In cases where our thoughts follow the connexion of events with ease, and in instances where we positively forefeel the course of a phenomenon, it is natural to fancy that the latter is determined by and must conform to our thoughts. But the belief in that mysterious agency called causality, which holds thought and event in unison, is violently shaken when a person first enters a province of inquiry in which he has previously had no experience. Take for instance the strange interaction of electric currents and magnets, or the reciprocal action of currents, which seem to defy all the resources of mechanical science. Let him be confronted with such phenomena and he will immediately feel himself forsaken by his power of prediction; he will bring nothing with him into this strange field of events but the hope of soon being able to adapt his ideas to the new conditions there presented.

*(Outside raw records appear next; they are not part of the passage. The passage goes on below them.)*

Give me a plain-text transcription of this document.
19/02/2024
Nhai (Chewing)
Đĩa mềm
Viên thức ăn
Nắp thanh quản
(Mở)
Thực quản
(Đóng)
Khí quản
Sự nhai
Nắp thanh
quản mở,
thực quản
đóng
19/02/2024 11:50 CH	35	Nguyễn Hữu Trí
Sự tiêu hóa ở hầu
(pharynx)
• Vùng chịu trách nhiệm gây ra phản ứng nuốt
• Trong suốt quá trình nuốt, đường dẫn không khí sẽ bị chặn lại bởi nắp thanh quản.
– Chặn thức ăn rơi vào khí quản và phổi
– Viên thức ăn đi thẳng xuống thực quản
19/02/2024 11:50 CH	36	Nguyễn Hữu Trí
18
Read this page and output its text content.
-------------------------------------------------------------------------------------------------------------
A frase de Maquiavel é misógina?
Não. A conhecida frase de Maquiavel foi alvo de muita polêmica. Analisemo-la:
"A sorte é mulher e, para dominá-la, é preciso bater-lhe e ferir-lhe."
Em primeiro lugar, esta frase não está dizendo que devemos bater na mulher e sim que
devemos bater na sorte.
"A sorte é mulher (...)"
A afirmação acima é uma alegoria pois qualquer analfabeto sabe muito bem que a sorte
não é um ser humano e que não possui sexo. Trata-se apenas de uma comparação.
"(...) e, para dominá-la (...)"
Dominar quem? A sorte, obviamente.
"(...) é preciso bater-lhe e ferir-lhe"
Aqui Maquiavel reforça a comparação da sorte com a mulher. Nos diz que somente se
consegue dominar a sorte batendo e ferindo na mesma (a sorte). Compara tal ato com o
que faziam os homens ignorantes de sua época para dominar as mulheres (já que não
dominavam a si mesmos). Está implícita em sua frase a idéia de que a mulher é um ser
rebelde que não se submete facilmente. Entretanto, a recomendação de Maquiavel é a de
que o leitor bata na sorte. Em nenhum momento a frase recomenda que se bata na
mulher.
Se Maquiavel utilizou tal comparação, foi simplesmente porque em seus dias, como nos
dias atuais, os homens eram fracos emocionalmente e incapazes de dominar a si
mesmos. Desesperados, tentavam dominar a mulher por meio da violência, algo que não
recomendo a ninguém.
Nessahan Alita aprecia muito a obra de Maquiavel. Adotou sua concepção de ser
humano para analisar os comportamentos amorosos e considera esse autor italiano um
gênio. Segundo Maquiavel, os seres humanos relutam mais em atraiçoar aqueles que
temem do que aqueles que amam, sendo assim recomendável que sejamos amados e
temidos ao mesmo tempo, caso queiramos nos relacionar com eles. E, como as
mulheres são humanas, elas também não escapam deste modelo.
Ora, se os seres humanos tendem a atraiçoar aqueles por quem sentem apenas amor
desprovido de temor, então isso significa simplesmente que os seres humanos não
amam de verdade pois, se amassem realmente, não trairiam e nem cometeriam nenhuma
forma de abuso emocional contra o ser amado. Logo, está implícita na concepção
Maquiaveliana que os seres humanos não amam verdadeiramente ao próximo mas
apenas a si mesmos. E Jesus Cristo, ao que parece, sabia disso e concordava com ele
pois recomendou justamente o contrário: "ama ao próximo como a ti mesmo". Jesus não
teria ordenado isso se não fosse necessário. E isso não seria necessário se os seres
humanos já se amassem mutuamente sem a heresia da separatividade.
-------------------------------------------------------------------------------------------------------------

A person constructs from a bone the remaining anatomy of an animal; or from the visible part of a half-concealed wing of a butterfly he infers and reconstructs the part concealed. He does so with a feeling of highest confidence in the accuracy of his results; and in these processes we find nothing preternatural or transcendent. But when physicists adapt their thoughts to conform to the dynamical course of events in time, we invariably surround their investigations with a metaphysical halo; yet these latter adaptations bear quite the same character as the former, and our only reason for investing them with a metaphysical garb, perhaps, is their high practical value.[76]